Portrait of a Summer Teacher


Just a couple of months ago, the auditorium at the Yale Center for British Art was speckled with torn paper, art cards, paintbrushes, cups of water, scissors, glue sticks, items to smell, feel, hear, and see. It was also speckled with teachers – teachers painting, tearing, gluing, drawing – and it was very quiet. The Summer Institute for Visual Literacy was under way. Out of the silence, from the floor between two rows of auditorium seats, comes a voice: “I’m sorry to break the silence, but I just have to say – I could not be happier!”


Carol worked on a collage inspired by the phrase in the text doorway: “Calm Morning.” She finds collage “liberating because it doesn’t require perfection.”

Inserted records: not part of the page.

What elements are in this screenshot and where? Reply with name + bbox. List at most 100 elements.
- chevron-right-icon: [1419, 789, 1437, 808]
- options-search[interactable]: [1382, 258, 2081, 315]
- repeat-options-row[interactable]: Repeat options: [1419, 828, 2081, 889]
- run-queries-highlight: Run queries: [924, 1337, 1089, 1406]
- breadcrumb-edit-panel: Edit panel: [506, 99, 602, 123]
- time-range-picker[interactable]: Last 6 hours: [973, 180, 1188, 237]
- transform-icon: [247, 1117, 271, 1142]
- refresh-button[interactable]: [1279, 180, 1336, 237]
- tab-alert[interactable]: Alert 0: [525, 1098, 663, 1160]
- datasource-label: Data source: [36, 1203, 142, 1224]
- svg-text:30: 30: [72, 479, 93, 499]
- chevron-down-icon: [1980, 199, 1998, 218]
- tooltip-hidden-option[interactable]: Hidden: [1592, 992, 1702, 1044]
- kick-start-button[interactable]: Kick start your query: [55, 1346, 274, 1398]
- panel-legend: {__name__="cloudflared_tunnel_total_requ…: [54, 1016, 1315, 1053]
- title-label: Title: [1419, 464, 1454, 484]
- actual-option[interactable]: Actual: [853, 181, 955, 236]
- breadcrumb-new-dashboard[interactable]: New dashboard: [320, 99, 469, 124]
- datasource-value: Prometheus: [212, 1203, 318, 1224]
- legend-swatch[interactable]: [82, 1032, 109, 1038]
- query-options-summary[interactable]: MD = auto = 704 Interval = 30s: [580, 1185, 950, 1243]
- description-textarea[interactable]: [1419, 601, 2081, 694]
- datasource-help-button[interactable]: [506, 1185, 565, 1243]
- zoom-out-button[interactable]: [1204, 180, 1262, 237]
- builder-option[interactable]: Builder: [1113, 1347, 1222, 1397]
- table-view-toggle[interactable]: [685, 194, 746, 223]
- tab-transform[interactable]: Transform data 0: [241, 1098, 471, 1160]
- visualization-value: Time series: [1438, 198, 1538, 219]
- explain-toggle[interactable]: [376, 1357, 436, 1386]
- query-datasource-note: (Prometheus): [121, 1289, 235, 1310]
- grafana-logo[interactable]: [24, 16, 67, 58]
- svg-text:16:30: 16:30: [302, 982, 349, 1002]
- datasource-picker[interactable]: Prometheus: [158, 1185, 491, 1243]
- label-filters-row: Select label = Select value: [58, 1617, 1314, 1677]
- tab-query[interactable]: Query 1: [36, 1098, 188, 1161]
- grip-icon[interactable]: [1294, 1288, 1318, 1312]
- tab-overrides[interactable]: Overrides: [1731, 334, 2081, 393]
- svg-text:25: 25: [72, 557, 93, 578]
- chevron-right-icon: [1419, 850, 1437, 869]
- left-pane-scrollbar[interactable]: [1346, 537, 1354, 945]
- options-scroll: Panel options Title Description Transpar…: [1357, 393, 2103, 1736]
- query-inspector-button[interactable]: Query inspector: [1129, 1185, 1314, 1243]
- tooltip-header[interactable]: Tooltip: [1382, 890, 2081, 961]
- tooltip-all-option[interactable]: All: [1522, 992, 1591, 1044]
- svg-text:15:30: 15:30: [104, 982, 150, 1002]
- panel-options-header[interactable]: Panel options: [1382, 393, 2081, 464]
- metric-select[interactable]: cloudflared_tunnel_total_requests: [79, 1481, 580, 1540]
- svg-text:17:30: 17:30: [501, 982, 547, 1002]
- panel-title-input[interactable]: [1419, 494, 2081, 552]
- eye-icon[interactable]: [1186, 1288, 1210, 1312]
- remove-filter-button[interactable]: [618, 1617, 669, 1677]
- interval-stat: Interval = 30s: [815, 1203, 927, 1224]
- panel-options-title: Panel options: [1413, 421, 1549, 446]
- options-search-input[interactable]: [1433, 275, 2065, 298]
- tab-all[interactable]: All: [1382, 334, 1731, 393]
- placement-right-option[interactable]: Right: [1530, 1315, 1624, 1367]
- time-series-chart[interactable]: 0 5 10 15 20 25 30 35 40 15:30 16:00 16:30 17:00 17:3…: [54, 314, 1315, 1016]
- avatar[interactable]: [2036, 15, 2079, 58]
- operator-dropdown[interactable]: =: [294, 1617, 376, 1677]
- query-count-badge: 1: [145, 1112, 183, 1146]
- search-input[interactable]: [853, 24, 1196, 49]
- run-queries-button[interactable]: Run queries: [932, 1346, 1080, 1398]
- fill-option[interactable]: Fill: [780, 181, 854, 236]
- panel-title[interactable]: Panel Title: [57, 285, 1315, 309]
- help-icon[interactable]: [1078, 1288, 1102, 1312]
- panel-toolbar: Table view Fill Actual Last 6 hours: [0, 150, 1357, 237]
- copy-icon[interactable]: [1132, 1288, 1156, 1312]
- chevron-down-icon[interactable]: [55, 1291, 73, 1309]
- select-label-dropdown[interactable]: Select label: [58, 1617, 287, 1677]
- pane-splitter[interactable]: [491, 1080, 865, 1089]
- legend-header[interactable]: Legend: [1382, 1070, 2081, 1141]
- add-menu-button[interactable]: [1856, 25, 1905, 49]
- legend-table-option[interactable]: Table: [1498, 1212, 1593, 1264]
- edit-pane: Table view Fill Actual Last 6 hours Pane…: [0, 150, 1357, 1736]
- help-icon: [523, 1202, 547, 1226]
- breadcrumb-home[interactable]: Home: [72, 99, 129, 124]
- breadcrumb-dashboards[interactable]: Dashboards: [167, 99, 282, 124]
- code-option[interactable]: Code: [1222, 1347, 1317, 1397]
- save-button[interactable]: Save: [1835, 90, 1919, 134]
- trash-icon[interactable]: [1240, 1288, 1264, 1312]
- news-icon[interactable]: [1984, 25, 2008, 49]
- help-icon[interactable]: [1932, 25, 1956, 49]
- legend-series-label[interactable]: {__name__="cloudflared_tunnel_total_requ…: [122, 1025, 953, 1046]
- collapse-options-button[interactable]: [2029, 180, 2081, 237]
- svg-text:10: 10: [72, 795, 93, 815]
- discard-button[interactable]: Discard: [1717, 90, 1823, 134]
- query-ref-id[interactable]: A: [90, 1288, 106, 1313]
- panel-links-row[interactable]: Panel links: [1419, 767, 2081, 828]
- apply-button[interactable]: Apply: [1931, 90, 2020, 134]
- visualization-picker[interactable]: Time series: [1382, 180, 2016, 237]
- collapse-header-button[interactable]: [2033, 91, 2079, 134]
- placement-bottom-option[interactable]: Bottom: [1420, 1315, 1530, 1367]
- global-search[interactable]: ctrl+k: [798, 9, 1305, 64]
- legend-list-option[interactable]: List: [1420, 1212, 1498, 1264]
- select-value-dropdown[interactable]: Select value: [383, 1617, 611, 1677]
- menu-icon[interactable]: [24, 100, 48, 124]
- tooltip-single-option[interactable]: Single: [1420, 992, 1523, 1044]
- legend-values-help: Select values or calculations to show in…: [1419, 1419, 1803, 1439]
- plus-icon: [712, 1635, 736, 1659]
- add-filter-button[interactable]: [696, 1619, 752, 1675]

Sabine smelled lemon at the smell doorway, then found an art card to help her picture a place she’d visited. She used chalk to evoke a “blurry memory.”


In the Doorways workshop, everyone found themselves in their own stories. Lindsay was back on a crowded train. Juliet was back in South India with the smell of coconut and Gaugin colors. Joe went back 30 years to share coffee with his brother in Texas. We left behind our fast-paced, distracting lives that week. We slowed down. We paid attention. We relaxed. And like a vacation, we knew it was going to be hard to take it with us.


As the first weeks of school are under way, I hope that teachers have found a way to harness this kind of deliberate, deep thinking and take it with them into the  year. Whether it’s altering everything you do just a little bit by bringing visuals into the classroom, or just keeping a journal for yourself for a while, the end result is better learning – and happier teachers.